I find pulsing the sticking valve tends to free it up.


----------



## Beitz DUB (Sep 22, 2008)

Yes I a post about draining the system because it was sticking, so that was the first thing I did too and pulsing helped it finally come up. That was the last time I aired down before taking it apart. I dont like to put off problems
Accuair mentioned they would send new poppets if I continued to experience the sticking. 


mdubcajka12 said:


> good tip.
> 
> my question. where did you get those elbows and connections for your dakota digital senders to connect them to your VU4?

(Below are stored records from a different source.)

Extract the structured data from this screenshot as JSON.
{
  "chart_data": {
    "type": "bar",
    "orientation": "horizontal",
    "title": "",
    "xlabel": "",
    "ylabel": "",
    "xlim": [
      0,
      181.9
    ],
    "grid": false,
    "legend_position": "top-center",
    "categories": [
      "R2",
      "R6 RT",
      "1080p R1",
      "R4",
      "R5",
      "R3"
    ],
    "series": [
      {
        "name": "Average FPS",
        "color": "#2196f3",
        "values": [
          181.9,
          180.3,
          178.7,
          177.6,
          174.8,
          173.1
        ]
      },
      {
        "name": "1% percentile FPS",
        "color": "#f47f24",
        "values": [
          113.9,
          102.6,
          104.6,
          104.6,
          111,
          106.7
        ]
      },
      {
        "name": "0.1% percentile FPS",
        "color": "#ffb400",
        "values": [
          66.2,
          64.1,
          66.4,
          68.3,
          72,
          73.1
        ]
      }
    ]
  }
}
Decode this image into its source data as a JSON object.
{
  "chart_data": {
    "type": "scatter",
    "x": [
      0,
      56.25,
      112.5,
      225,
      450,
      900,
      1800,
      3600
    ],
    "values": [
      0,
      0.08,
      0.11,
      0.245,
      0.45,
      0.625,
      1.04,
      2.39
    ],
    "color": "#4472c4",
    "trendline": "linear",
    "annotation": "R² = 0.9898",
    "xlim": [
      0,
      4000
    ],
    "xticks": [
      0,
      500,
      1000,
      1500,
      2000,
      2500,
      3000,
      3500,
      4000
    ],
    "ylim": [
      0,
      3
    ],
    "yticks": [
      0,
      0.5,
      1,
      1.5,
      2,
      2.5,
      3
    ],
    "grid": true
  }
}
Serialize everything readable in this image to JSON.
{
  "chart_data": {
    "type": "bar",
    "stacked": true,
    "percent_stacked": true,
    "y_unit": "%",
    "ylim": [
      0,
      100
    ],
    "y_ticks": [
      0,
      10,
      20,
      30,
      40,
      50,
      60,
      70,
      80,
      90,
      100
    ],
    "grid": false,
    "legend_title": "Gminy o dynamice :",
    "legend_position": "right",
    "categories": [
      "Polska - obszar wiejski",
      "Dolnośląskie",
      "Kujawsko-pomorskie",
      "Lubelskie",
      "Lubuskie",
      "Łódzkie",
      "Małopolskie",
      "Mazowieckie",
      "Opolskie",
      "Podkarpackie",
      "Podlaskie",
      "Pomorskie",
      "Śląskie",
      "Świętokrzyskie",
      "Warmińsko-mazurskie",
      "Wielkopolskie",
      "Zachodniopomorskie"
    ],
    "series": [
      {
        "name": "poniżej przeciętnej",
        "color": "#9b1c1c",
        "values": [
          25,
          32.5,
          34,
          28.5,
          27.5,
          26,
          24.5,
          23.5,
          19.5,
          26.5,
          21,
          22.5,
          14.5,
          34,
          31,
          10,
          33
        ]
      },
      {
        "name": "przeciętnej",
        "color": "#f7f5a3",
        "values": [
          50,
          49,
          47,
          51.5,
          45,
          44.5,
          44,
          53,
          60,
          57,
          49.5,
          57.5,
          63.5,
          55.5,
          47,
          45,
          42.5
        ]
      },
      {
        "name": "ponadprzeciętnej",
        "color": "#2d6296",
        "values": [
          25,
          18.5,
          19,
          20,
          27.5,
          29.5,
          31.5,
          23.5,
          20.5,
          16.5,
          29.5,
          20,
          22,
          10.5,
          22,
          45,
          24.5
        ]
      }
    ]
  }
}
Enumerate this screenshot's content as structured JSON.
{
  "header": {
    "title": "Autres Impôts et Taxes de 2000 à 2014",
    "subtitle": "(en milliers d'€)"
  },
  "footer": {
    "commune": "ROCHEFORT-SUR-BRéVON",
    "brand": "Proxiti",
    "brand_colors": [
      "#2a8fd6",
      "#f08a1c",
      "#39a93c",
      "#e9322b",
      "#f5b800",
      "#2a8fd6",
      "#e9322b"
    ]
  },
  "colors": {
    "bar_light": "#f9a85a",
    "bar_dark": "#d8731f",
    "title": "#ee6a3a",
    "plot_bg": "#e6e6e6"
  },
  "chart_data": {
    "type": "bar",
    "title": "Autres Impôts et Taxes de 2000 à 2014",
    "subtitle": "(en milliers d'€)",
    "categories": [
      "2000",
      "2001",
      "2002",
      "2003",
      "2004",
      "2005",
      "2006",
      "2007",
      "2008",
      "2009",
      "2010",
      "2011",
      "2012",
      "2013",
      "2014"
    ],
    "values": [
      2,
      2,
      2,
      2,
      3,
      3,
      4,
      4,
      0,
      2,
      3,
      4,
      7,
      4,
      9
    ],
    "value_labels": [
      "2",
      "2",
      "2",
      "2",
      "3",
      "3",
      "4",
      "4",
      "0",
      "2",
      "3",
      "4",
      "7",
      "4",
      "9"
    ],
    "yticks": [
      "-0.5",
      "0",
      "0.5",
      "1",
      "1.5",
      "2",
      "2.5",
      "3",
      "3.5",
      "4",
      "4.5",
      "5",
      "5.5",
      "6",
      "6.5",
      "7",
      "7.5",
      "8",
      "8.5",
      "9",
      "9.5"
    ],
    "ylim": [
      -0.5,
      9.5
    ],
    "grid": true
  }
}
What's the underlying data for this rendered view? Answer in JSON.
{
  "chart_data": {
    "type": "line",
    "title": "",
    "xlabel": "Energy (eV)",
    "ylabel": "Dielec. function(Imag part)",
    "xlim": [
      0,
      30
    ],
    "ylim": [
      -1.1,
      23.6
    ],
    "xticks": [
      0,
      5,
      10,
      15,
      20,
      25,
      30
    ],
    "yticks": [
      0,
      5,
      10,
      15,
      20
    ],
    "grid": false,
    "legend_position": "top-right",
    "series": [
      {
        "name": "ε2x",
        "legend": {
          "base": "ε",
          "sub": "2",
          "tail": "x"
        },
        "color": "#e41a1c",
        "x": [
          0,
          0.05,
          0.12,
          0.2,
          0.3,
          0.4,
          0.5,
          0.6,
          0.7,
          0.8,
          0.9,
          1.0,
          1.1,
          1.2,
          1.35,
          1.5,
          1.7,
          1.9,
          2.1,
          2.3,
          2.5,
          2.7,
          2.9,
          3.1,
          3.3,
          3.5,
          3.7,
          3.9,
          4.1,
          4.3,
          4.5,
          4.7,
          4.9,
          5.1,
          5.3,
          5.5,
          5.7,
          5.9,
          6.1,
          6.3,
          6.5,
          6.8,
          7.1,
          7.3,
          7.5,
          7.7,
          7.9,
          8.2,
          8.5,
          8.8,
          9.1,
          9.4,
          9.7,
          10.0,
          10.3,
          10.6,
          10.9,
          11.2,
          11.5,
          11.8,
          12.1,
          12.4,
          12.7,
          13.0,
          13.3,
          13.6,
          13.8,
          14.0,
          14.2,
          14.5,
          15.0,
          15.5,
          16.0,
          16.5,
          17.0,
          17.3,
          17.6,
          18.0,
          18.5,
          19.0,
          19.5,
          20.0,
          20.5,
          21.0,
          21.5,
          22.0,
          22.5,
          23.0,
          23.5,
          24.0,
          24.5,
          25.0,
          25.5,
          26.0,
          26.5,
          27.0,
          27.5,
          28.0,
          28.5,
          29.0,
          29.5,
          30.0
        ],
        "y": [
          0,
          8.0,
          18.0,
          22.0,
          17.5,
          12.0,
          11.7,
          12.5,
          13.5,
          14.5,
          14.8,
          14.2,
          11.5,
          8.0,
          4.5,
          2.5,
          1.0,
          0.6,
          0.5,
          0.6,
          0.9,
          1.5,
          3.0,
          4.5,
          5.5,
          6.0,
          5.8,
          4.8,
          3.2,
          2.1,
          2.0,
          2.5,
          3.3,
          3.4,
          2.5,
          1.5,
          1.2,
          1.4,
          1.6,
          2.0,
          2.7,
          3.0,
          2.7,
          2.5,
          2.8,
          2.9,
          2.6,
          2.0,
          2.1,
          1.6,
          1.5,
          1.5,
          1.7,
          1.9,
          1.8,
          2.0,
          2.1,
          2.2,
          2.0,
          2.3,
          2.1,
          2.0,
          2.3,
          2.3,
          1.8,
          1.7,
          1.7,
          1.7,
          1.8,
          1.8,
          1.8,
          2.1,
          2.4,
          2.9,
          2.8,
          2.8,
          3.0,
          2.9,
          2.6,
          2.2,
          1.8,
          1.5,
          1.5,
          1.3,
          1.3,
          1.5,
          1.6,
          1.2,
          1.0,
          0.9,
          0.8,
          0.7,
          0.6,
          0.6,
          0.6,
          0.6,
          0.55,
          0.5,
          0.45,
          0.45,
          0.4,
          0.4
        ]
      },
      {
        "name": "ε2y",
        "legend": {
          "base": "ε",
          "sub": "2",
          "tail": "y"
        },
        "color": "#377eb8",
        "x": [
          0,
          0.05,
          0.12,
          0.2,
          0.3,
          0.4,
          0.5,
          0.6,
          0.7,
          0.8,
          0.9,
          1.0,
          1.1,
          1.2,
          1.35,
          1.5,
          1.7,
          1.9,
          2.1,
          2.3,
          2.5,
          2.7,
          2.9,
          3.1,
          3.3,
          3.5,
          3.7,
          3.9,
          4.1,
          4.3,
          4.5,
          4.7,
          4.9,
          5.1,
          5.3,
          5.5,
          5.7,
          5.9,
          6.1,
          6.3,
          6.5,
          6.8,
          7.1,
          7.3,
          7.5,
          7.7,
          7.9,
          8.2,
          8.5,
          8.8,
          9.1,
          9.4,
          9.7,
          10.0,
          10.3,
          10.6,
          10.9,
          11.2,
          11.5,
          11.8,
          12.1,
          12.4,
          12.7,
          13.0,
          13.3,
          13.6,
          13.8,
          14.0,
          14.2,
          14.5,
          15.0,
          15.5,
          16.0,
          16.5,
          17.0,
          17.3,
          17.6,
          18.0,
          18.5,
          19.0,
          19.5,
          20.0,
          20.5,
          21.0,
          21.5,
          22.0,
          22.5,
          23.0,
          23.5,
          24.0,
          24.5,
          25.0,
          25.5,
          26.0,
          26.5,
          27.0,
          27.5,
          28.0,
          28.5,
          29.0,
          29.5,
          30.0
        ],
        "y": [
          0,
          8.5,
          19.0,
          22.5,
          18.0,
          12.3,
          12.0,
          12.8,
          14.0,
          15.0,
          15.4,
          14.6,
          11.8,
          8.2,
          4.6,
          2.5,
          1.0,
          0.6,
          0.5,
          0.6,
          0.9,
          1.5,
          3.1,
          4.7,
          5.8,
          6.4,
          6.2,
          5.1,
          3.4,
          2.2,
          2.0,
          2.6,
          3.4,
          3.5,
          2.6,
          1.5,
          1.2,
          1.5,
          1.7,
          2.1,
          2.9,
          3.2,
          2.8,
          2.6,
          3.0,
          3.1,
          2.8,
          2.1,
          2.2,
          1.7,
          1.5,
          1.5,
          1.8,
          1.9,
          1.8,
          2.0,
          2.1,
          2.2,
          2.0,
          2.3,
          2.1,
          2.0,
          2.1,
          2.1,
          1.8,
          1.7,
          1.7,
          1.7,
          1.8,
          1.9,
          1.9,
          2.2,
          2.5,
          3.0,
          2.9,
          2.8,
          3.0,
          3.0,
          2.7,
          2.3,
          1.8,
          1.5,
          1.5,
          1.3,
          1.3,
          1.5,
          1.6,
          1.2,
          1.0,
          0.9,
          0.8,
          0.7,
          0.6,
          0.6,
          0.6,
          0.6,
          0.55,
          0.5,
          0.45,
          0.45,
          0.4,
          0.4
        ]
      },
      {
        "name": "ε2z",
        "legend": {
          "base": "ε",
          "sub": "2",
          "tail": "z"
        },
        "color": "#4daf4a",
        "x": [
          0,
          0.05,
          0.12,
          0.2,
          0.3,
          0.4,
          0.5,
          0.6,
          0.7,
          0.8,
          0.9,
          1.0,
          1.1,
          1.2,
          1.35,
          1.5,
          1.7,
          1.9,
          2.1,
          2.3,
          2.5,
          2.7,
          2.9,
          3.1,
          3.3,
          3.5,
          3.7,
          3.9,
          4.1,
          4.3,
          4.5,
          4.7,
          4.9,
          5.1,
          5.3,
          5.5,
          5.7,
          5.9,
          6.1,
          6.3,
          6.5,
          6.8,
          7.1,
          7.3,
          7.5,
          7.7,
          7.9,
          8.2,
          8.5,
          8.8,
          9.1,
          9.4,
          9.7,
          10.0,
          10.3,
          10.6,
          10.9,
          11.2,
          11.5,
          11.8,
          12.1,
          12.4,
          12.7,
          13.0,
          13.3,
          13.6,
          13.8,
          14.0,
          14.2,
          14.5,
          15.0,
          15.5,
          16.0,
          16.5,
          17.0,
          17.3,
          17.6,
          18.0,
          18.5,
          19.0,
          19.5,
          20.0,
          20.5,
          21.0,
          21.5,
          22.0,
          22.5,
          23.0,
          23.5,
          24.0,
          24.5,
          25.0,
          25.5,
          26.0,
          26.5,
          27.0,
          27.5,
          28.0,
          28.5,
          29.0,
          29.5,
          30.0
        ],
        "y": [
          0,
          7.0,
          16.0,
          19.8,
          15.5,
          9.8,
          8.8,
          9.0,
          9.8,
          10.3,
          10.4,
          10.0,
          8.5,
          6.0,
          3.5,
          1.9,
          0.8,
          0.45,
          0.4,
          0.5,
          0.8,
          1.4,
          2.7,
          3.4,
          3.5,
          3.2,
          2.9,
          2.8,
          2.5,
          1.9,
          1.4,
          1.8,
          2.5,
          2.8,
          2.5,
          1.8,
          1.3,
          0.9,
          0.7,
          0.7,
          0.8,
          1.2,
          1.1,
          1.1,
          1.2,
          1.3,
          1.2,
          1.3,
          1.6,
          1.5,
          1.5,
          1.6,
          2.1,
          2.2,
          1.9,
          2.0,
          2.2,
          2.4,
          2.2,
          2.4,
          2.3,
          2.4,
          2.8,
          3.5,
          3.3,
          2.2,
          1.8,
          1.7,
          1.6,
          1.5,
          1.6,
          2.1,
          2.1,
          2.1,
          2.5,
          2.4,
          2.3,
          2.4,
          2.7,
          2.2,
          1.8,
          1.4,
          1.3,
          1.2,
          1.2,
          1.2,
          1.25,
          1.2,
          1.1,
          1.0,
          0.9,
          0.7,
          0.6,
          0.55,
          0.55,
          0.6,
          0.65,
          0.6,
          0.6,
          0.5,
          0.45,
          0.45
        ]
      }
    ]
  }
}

Theyre NPT elbows from Lowes


----------



## abydielsgli (May 8, 2003)

same thing has happened to me but only in cold temperatures. ive just let it warm up a lil and go on with my day


----------



## blue bags (Jul 1, 2009)

abydielsgli said:


> same thing has happened to me but only in cold temperatures. ive just let it warm up a lil and go on with my day


throw a cap full of air brake anti-freeze in the tank and that wont happen anymore. really sucks when your late for work and its below freezing if you havent done this haha


----------



## abydielsgli (May 8, 2003)

blue bags said:


> throw a cap full of air brake anti-freeze in the tank and that wont happen anymore. really sucks when your late for work and its below freezing if you havent done this haha


ya thats what i did.

its always the days that we're in a rush that we hate our cars:laugh:


----------